As a small aside on Meade LXD55 mounts, a lot of users are experiencing problems with PEC - Autostar PEC is introducing a lot of long term drift and screwing up the tracking speed. I am one of these users, and I have not found a solution yet, so I do not use PEC.
Put the telescope on rails and make it travel west at sufficient speed to counteract the earth's rotation. NB need a big garden. No, no, stop that. That's silly.
Let us review the whole point of guiding or autoguiding your telescope. The goal of your mount is to keep the scope pointing at the same point in the sky as it rotates around us. However, due to mechanical and electrical inadequacies, it cannot do this. Therefore we use guiding or autoguiding to make small adjustments to the mount to correct these errors.
In the good old days, this was done by watching a star in a reticule eyepiece and manually making the adjustments. Although very purist, this is very hard work. Many exposures have been ruined by the astronomer adding extra vibration to the mount as they fell asleep! Manual guiding is therefore not used much these days. We have the technology to autoguide.
Autoguiding simply means using some clever bits of technology to detect tracking errors and send corrective adjustments to the mount. This will hopefully remove dec drift and RA Periodic error problems.
Which bits of technology? Putting aside the ultra-fast guiding capabilities of adaptive optics systems and restricting ourselves to technology that makes corrections via the mount, we are left with needing two critical components. We need a detector, and a star image.
The detector, unsurprisingly, monitors the light from star, detects the errors, calculates the correction required, and sends it to the mount. Broadly speaking, there are two ways of doing this.
The star image is obtained in one of two ways:
Webcam Autoguiding can be setup by using an off axis guider or a guidescope. The principle drawback of an off axis guider is locating a suitable guidestar. The main limitations of a guidescope are usually mechanical - flexure and alignment. I use a guidescope. This image shows some slight flexing between the guidescope and the imaging scope. Usually manifests itself as a drift in the imaging camera in some other direction that up/down or sideways.
My full imaging and guiding setup can be seen here
Your guidescope does not have to be an expensive apochromatic masterpiece. A humble refractor will do. My 80mm/400mm F5 Skywatcher refractor cost about £100. You can always make a short refractor longer with barlows. Barlows are much lighter than telescope tube inches.

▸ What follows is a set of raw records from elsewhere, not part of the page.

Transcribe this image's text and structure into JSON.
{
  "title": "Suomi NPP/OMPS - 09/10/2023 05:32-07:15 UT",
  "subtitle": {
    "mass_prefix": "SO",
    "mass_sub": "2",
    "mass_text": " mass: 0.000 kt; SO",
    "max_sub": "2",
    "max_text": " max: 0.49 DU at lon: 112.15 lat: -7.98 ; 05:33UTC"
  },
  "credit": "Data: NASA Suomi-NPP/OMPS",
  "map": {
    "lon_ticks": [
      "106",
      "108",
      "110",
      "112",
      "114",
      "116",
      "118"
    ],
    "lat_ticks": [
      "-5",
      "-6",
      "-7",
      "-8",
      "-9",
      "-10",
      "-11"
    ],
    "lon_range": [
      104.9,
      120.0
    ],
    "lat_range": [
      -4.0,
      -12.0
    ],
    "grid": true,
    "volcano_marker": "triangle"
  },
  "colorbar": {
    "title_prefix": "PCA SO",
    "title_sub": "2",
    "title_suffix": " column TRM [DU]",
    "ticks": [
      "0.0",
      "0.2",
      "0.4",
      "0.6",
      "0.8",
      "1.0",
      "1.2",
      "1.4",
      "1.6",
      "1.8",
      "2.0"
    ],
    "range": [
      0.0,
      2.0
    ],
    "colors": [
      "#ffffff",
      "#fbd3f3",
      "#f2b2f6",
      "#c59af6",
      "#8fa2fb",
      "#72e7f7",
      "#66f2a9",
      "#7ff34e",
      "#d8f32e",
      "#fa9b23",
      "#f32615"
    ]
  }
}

A word or two about suitable cameras. A standard Toucam with a CCD sensor and an appropriate adapter will work fine. The disadvantage is the limited number of guidestars available due to the short exposures in a standard Tocuam. Much better is an SC1 long exposure modified Toucam. An exposure of perhaps one second will introduce many more suitable guidestars. The best webcam for this work is one that has had the colour CCD sensor replaced by a same sized black and white sensor. This increases the available guidestars and the resolution by roughly a factor of three. Once of the best things I ever did to improve my guiding was putting the black and white ICX098BL ccd chip into my guide camera. SC3 modified webcams can also be used - although they have slightly less resolution due to the larger pixel size of the ICX424 CCD sensor. It is also useful to cool the CCD sensor, perhaps with a fan. This helps give a better signal to noise ratio, and makes the job of the guiding software easier.
Read my summary of the various webcam mods out there.
One other factor to bear in mind is declination. Stars at the celestial equator move across your field of view much faster than those nearer the poles. Therefore the magnitude of the RA corrections for a certain error needs to diminish relative to the declination. This is why most guiding software features some kind of "aggressiveness" setting.